La foto di Papa Francesco che stringe tra le sue mani e bacia la testa di un malato di neurofibromatosi, l’altro ieri in piazza San Pietro, è una foto che difficilmente ci scorderemo. La neurofibromatosi è una malattia che provoca bolle diffuse in tutto il corpo; gli effetti sono drammatici per le persone colpite. E il Papa, mettendosi tra quel fedele e gli obiettivi dei fotografi, sembra volerlo proteggere anche dagli occhi curiosi. Così nella foto si scorge soprattutto il gesto di Francesco, che senza esitazioni stringe a sé il malato con un abbraccio forte e pieno di tenerezza. “È il gesto che un papà a volte non riesce a fare”, ha detto ieri Andrea Rasola, papà di una bambina di 8 anni affetta dallo stesso male, intervistato da Vita.it. Rasola è anche presidente di una delle due associazioni che si occupano di questa malattia rara: «Papa Francesco ha fatto quello che ciascuno di noi nel suo cuore vorrebbe fare, ma che in realtà non sempre riusciamo a fare. È un gesto meraviglioso”.
Si possono trarre tante riflessioni a partire da questa immagine. La prima riflessione riguarda questa straordinaria simpatia verso l’umano, in qualunque forma si manifesti, che il Papa ogni volta manifesta e che sta comunicando al mondo. È un Papa che prima di indicare strade, le percorre lui stesso, accogliendo chiunque incontri sul suo cammino. La seconda riflessione è che per il Papa non c’è distanza tra le parole e i gesti. In un certo senso lui è Francesco di nome e di fatto: come Francesco smontò da cavallo per offrire un denaro al lebbroso e baciargli la mano, così lui si ferma a baciare il malato di neurofibromatosi. E poi come Francesco, “seguitò il suo cammino”. Quel che il Papa dice coincide con quel che fa, non per un principio di coerenza, ma per un’affezione che origina sia il dire che il fare. La terza riflessione è quella che personalmente ho più a cuore. Qualche settimana fa, nel suo viaggio ad Assisi, il Papa iniziò la sua giornata dall’Istituto Serafico, per incontrare i bambini disabili e ammalati. In quell’occasione una signora nel suo intervento di saluto aveva detto che qui “siamo tra le piaghe di Gesù e quelle piaghe hanno bisogno di essere ascoltate”. L’osservazione colpì profondamente Francesco, che lasciò da parte il discorso preparato e iniziò una breve riflessione a partire proprio da quella frase ascoltata. “Gesù, quando è Risorto era bellissimo”, disse. “Non aveva nel suo corpo dei lividi, le ferite… niente! Era più bello! Soltanto ha voluto conservare le piaghe e se le è portate in Cielo. Le piaghe di Gesù sono qui e sono in Cielo davanti al Padre”. Per Francesco, le piaghe degli uomini che soffrono coincidono con le piaghe che Gesù, neanche da risorto, ha voluto eliminare dal suo corpo.
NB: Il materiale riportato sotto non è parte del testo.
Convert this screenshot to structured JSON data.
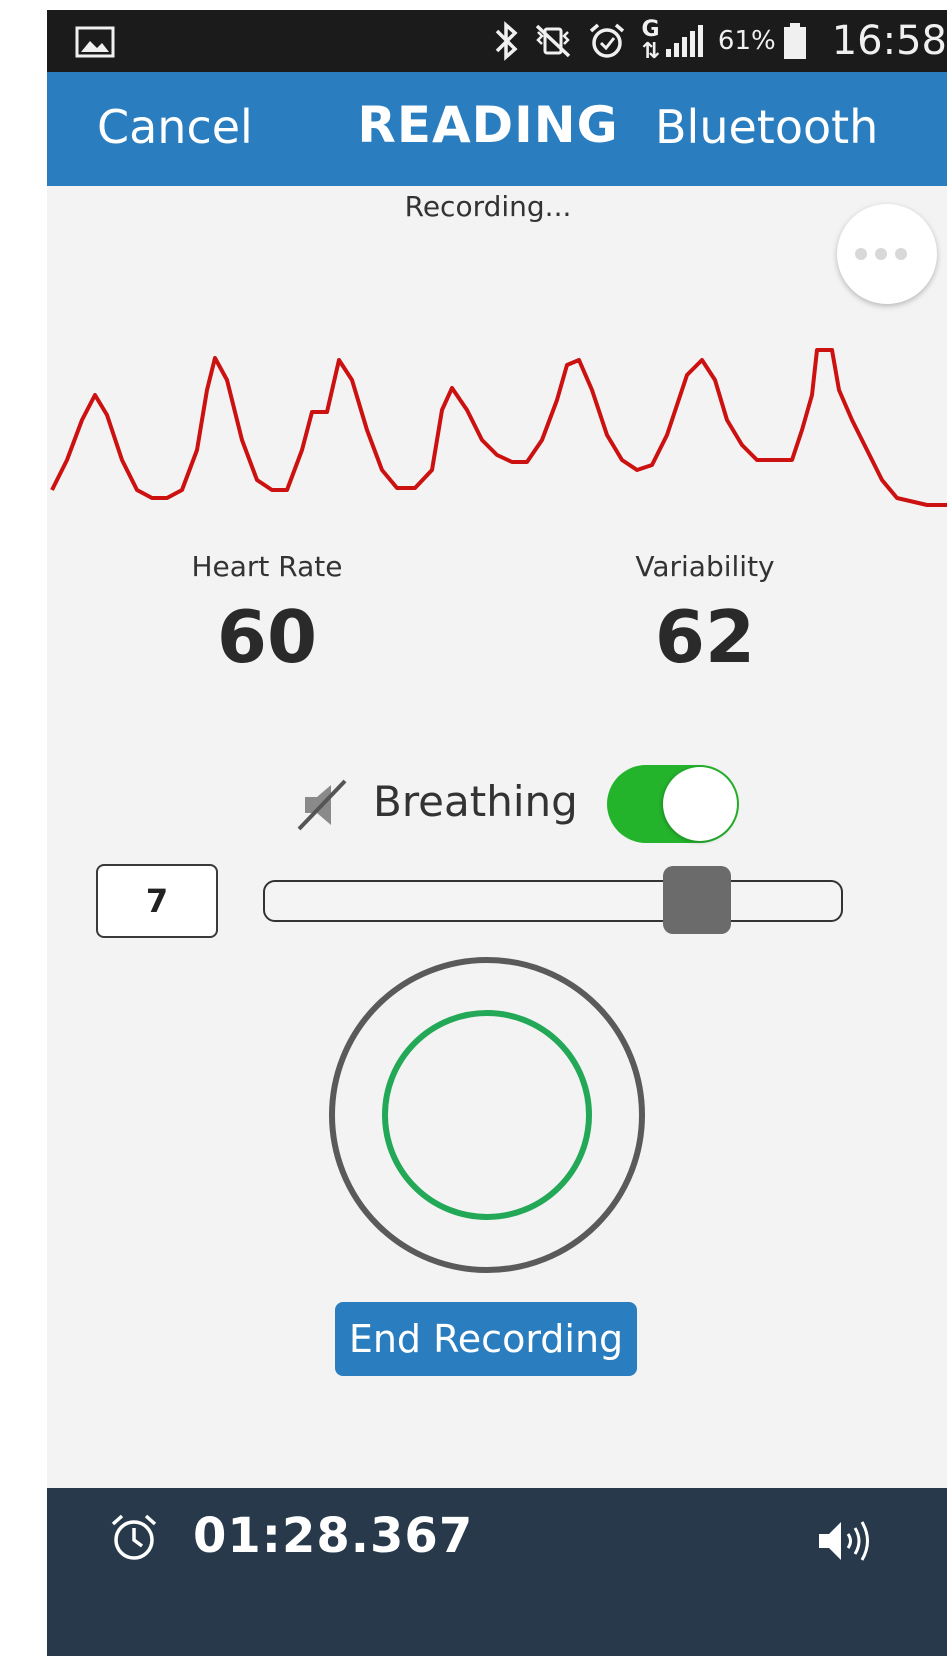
{
  "status_bar": {
    "battery_percent": "61%",
    "time": "16:58",
    "icons": [
      "gallery-icon",
      "bluetooth-icon",
      "vibrate-mute-icon",
      "alarm-icon",
      "signal-icon",
      "battery-icon"
    ]
  },
  "header": {
    "cancel_label": "Cancel",
    "title": "READING",
    "bluetooth_label": "Bluetooth"
  },
  "status_text": "Recording...",
  "waveform": {
    "color": "#cc1111"
  },
  "stats": {
    "heart_rate_label": "Heart Rate",
    "heart_rate_value": "60",
    "variability_label": "Variability",
    "variability_value": "62"
  },
  "breathing": {
    "label": "Breathing",
    "toggle_on": true,
    "sound_icon": "sound-off-icon"
  },
  "pace": {
    "value": "7",
    "slider_fraction": 0.75
  },
  "breath_circle": {
    "outer_color": "#5a5a5a",
    "inner_color": "#22a856"
  },
  "end_recording_label": "End Recording",
  "footer": {
    "timer": "01:28.367",
    "icons": [
      "alarm-clock-icon",
      "volume-icon"
    ]
  },
  "colors": {
    "accent": "#2a7ebf",
    "toggle_on": "#24b42c",
    "footer_bg": "#27394a"
  }
}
È questa certezza che rende totalmente umano il gesto del papa. Non c’è pietismo in lui. Non è neanche la compassione che lo muove: in lui c’è invece la certezza, addirittura fisica, che baciare la testa di quel malato equivale a  baciare le piaghe di Cristo. “Che Gesù ci dica che queste piaghe sono di Lui” aveva infatti concluso il suo brevissimo discorso, “e ci aiuti a dare voce, perché noi cristiani le ascoltiamo”. Con il Papa il cristianesimo si spoglia di ogni astrazione, di ogni intellettualismo. E diventa un fatto talmente reale da commuovere e da colpire chiunque. Come ha detto quel papà, non vien voglia di fare bei discorsi, vien voglia di essere come lui. Saper fare una carezza così e poi “seguitare il nostro cammino”.